丸菱商事では、投資戦略本部が投資全般とM&Aを担当している。その下にビジネス企画推進部があり、精鋭のメンバー20人が調査にあたっている。永野もその1人だ。
M&Aの専門家を他社から引き抜き、業務にあたらせる。中途採用のプロフェッショナルが常時半分を占める特殊部隊だ。投資先は、仲介会社からの情報だったり会員制のネット情報だったり、それぞれが独自のネットワークで探してくる。「社長案件」としてトップダウンで候補企業名がおりてくることもある。
永野が答えた。
「交渉が大詰めを迎えている時期であり、具体的なことは企業秘密になりますので現状では話せません。担当役員にこうした取材があると報告しても同じ回答になります。ご理解ください」
「『取材の便宜をはかる』と永野さんが言われたので、羽谷組の名前を出したのです。こちらも手の内を明かしたのだから、きちんと対応していただきたい」と吉嵜が言ったが、永野は「契約締結前ではどうしようもありません」と繰り返した。
「永野さんが交渉に関わっているのかどうかだけでも教えていただけませんか」と大神が尋ねると、永野が答えた。
「私が岡本貿易との交渉を担当しています。だからこそ、余計に内容について話すことはできません。私が話した瞬間にインサイダー取引で摘発されます。ところで、このことはニュースにするのですか?」と聞いてきた。
「現状では確たる証拠がないので、すぐにはニュースにできません。だが、丸菱商事という大企業が暴力団と関係をもつということは大変問題のあることだと認識しています。なんでそんなことになったのか。裏がとれたら当然、ニュースにします」と吉嵜。
「そんな視点でニュースになれば、致命的なダメージを受けます。岡本貿易は食料品を海外から輸入している実績のある企業です。羽谷組と関係があると言われましたが、本当なのでしょうか。組の関係者が岡本貿易の役員に入り込んでいるとでもいうのですか。会社からそうした組織に資金提供があったのですか。なにをもって関係があるというのでしょうか。

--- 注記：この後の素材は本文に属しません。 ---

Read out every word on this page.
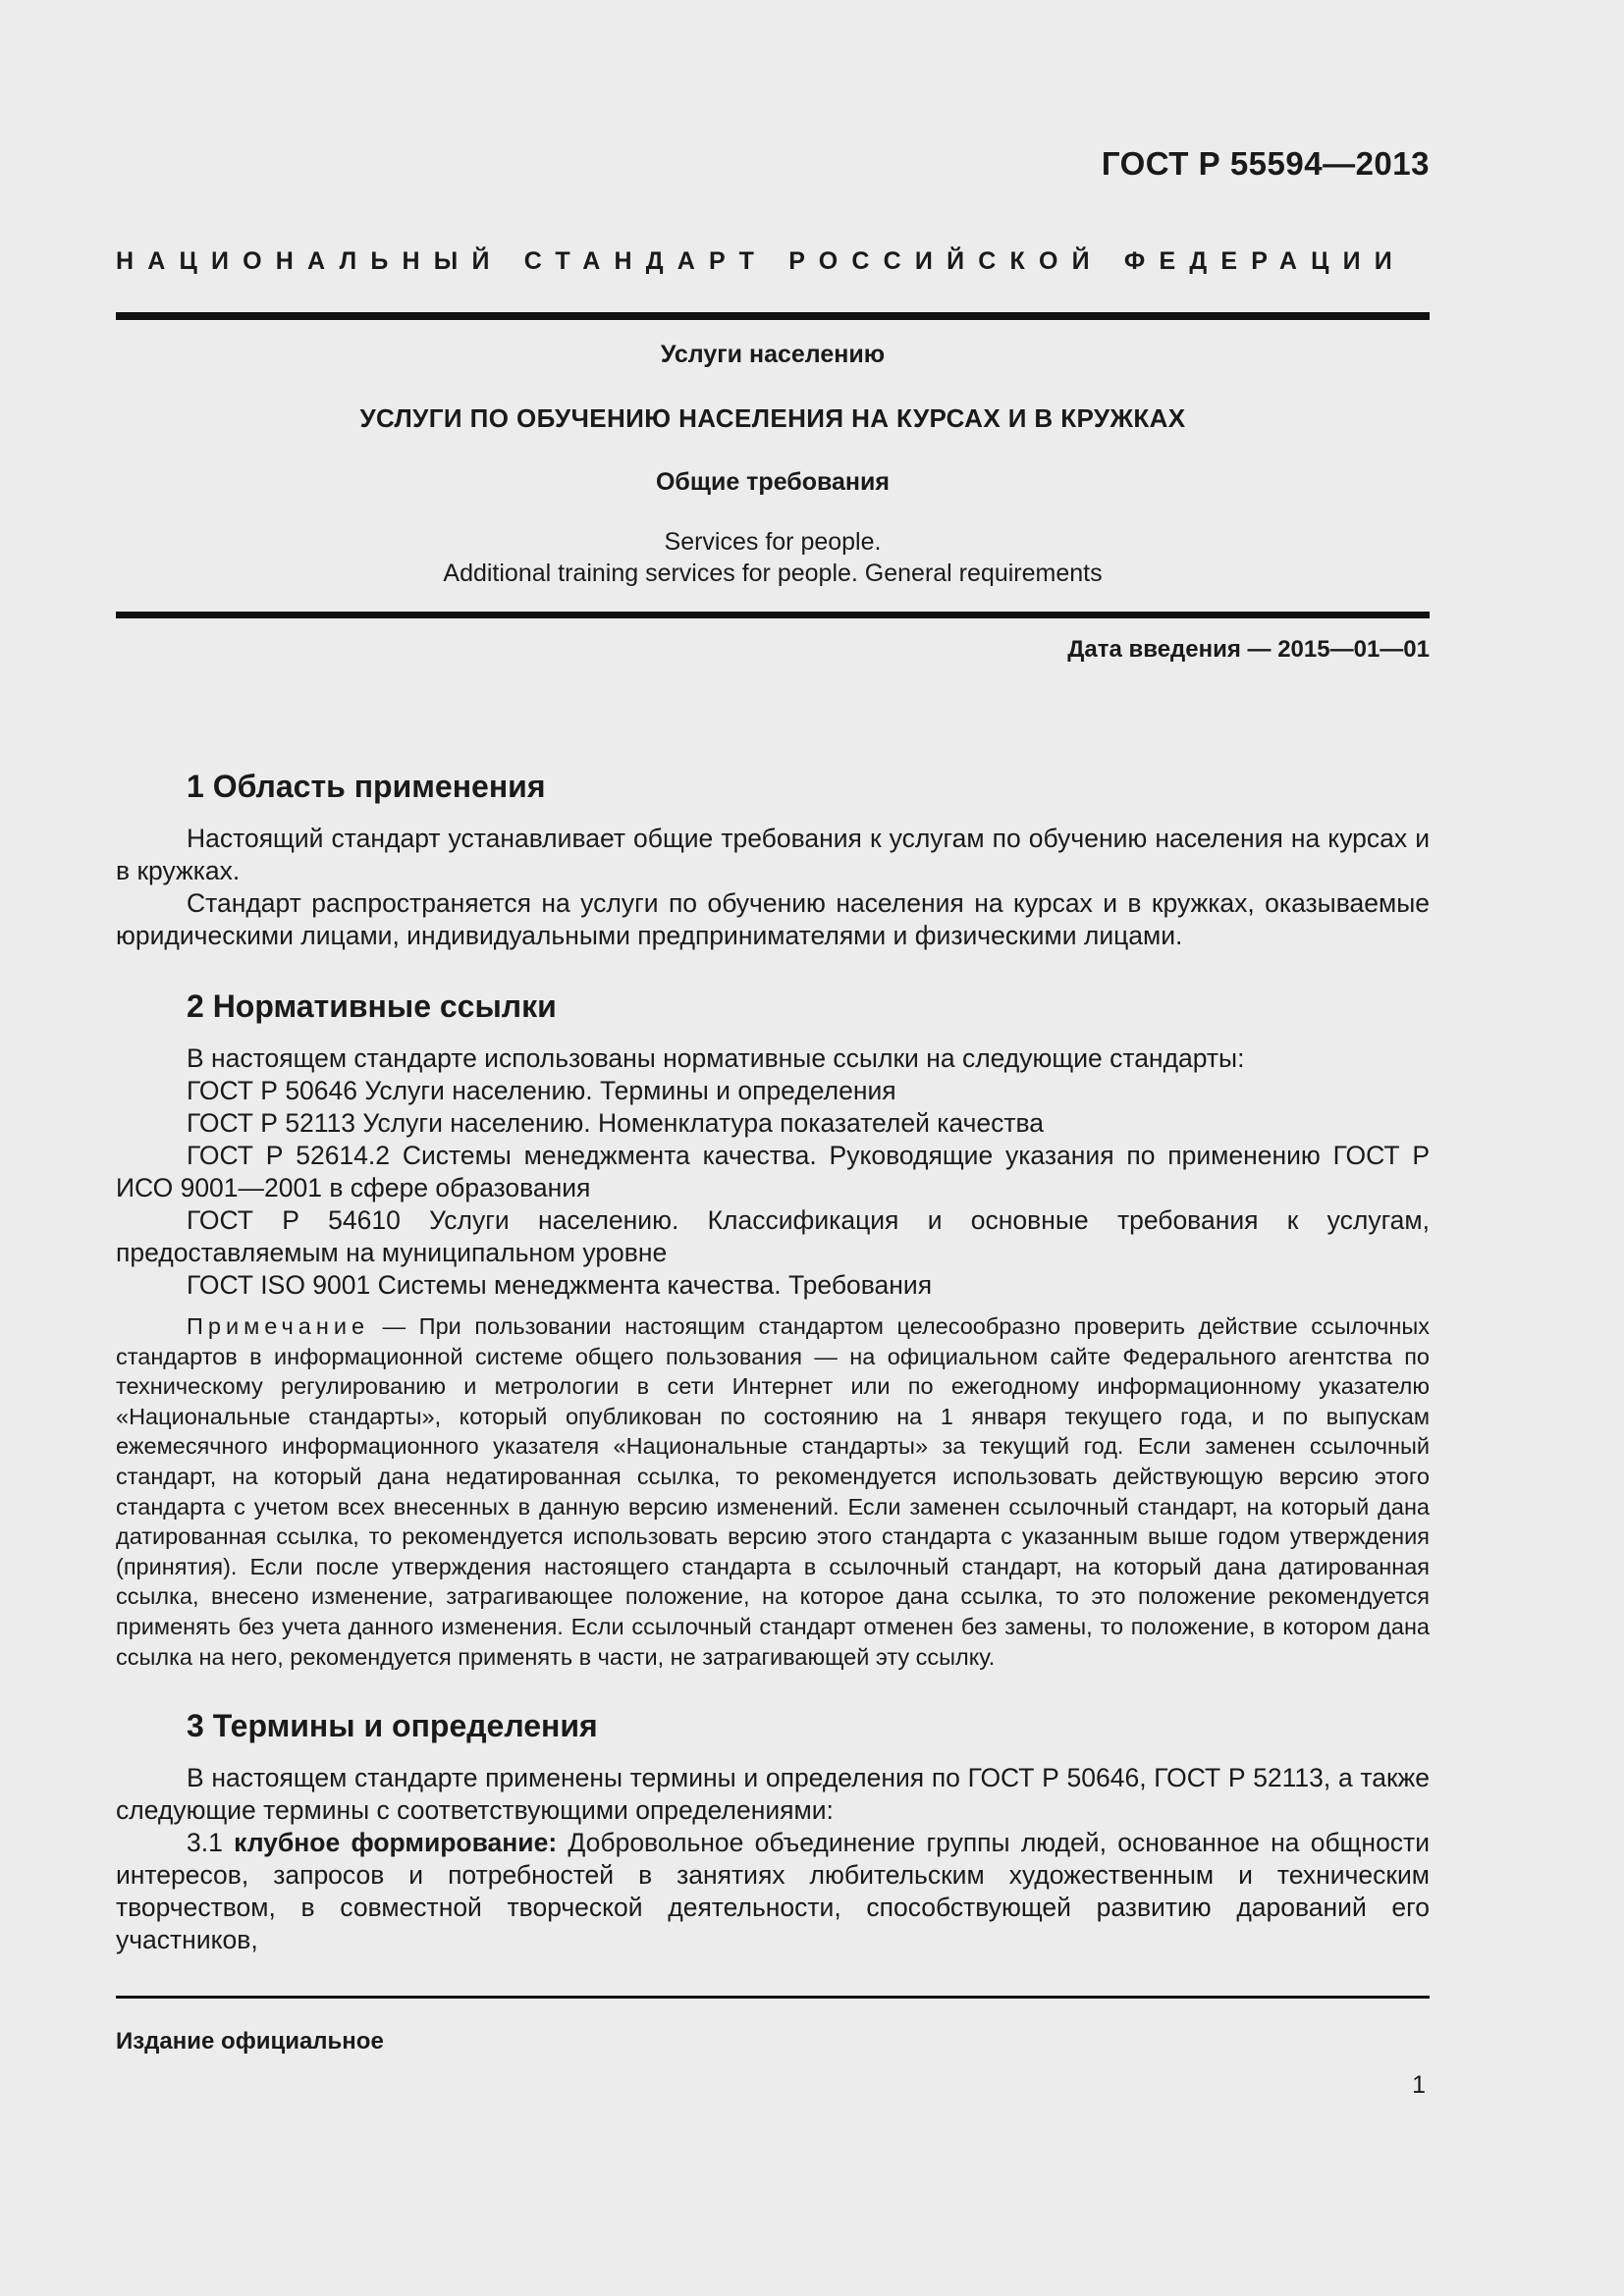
ГОСТ Р 55594—2013
НАЦИОНАЛЬНЫЙ СТАНДАРТ РОССИЙСКОЙ ФЕДЕРАЦИИ
Услуги населению
УСЛУГИ ПО ОБУЧЕНИЮ НАСЕЛЕНИЯ НА КУРСАХ И В КРУЖКАХ
Общие требования
Services for people.
Additional training services for people. General requirements
Дата введения — 2015—01—01
1 Область применения

Настоящий стандарт устанавливает общие требования к услугам по обучению населения на курсах и в кружках.

Стандарт распространяется на услуги по обучению населения на курсах и в кружках, оказываемые юридическими лицами, индивидуальными предпринимателями и физическими лицами.

2 Нормативные ссылки

В настоящем стандарте использованы нормативные ссылки на следующие стандарты:

ГОСТ Р 50646 Услуги населению. Термины и определения

ГОСТ Р 52113 Услуги населению. Номенклатура показателей качества

ГОСТ Р 52614.2 Системы менеджмента качества. Руководящие указания по применению ГОСТ Р ИСО 9001—2001 в сфере образования

ГОСТ Р 54610 Услуги населению. Классификация и основные требования к услугам, предоставляемым на муниципальном уровне

ГОСТ ISO 9001 Системы менеджмента качества. Требования

Примечание — При пользовании настоящим стандартом целесообразно проверить действие ссылочных стандартов в информационной системе общего пользования — на официальном сайте Федерального агентства по техническому регулированию и метрологии в сети Интернет или по ежегодному информационному указателю «Национальные стандарты», который опубликован по состоянию на 1 января текущего года, и по выпускам ежемесячного информационного указателя «Национальные стандарты» за текущий год. Если заменен ссылочный стандарт, на который дана недатированная ссылка, то рекомендуется использовать действующую версию этого стандарта с учетом всех внесенных в данную версию изменений. Если заменен ссылочный стандарт, на который дана датированная ссылка, то рекомендуется использовать версию этого стандарта с указанным выше годом утверждения (принятия). Если после утверждения настоящего стандарта в ссылочный стандарт, на который дана датированная ссылка, внесено изменение, затрагивающее положение, на которое дана ссылка, то это положение рекомендуется применять без учета данного изменения. Если ссылочный стандарт отменен без замены, то положение, в котором дана ссылка на него, рекомендуется применять в части, не затрагивающей эту ссылку.

3 Термины и определения

В настоящем стандарте применены термины и определения по ГОСТ Р 50646, ГОСТ Р 52113, а также следующие термины с соответствующими определениями:

3.1 клубное формирование: Добровольное объединение группы людей, основанное на общности интересов, запросов и потребностей в занятиях любительским художественным и техническим творчеством, в совместной творческой деятельности, способствующей развитию дарований его участников,

Издание официальное
1
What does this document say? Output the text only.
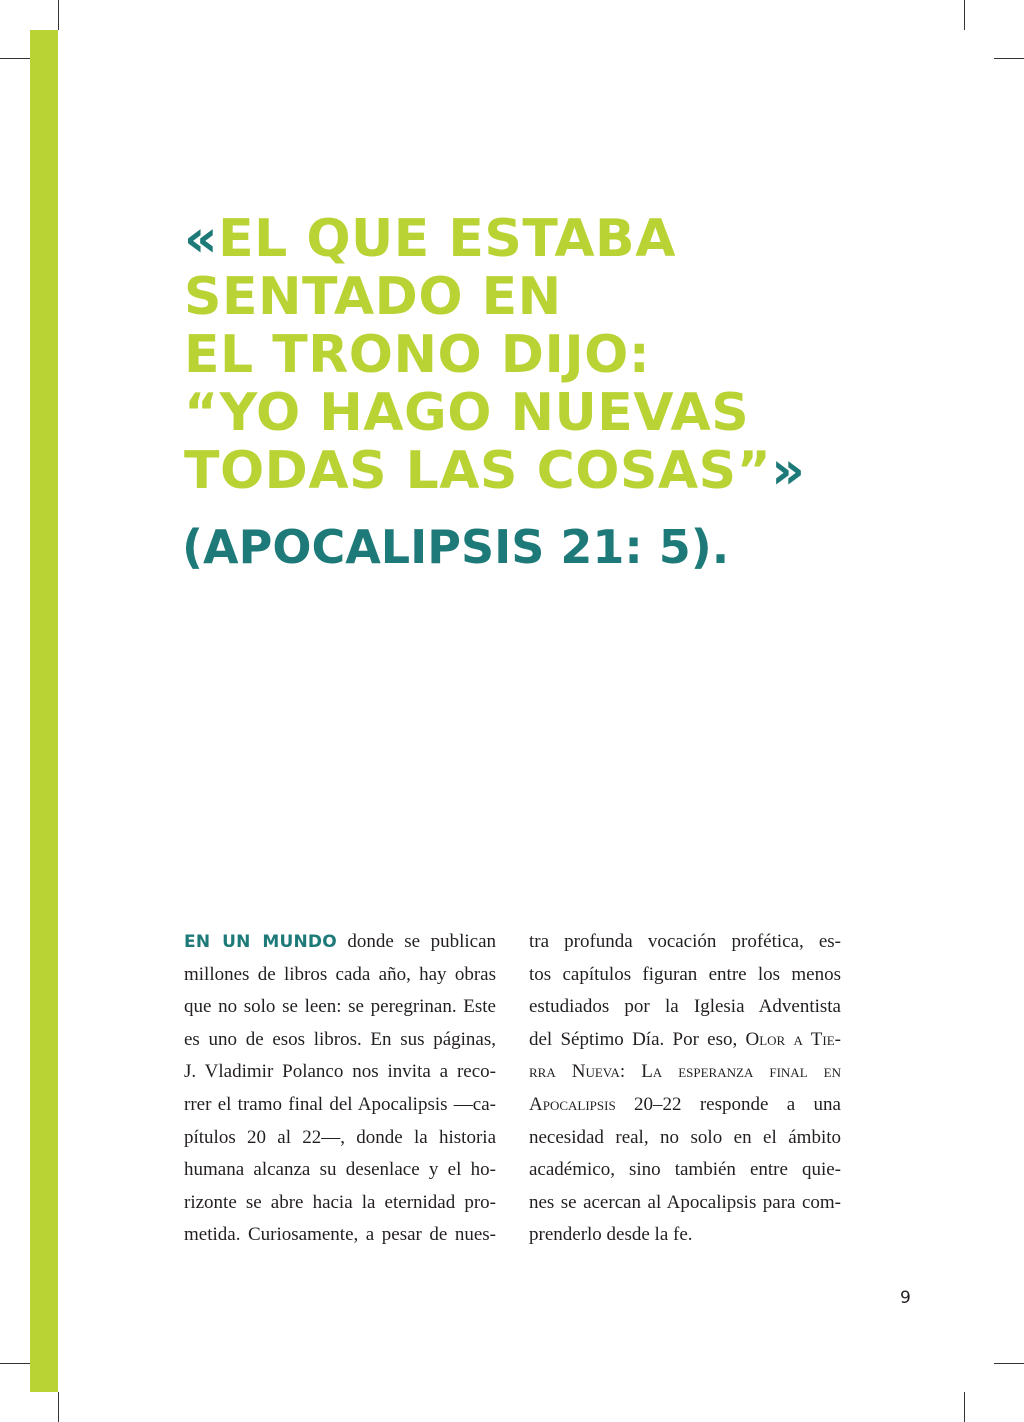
«EL QUE ESTABA
SENTADO EN
EL TRONO DIJO:
“YO HAGO NUEVAS
TODAS LAS COSAS”»
(APOCALIPSIS 21: 5).
EN UN MUNDO donde se publican
millones de libros cada año, hay obras
que no solo se leen: se peregrinan. Este
es uno de esos libros. En sus páginas,
J. Vladimir Polanco nos invita a reco-
rrer el tramo final del Apocalipsis —ca-
pítulos 20 al 22—, donde la historia
humana alcanza su desenlace y el ho-
rizonte se abre hacia la eternidad pro-
metida. Curiosamente, a pesar de nues-
tra profunda vocación profética, es-
tos capítulos figuran entre los menos
estudiados por la Iglesia Adventista
del Séptimo Día. Por eso, Olor a Tie-
rra Nueva: La esperanza final en
Apocalipsis 20–22 responde a una
necesidad real, no solo en el ámbito
académico, sino también entre quie-
nes se acercan al Apocalipsis para com-
prenderlo desde la fe.
9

あいまいな状態でニュースにするのだけは控えていただきたいものです。あまりにも影響が大き過ぎます」
永野の立場では、そう言うのが精一杯なのだろう。険しい表情のまま、吉嵜と大神を見据えた。
帰り道、吉嵜は「どう思った?」と大神に聞いた。
「永野さんは羽谷組のことを知っていますね。こちらが組の名前を出したとき、とても驚き、厳しい表情に変わりました」と大神が言った。
「一瞬で真顔になったな。怖いぐらいだった。M&Aを担当するビジネス企画推進部の主幹も兼務しているし、知っていてもおかしくないがまさか、交渉を担当していたとは。驚いたな」
柳本専務にしても永野室長にしても、丸菱商事側は警察の調べや報道機関の取材に対して、共和会の話をあえて出すことで、羽谷組の影を消そうとしているように感じた。
それだけ表に出てきては困る存在であり、脅威なのだろう。
羽谷組に直接取材を敢行するしかない。吉嵜は心に決めていた。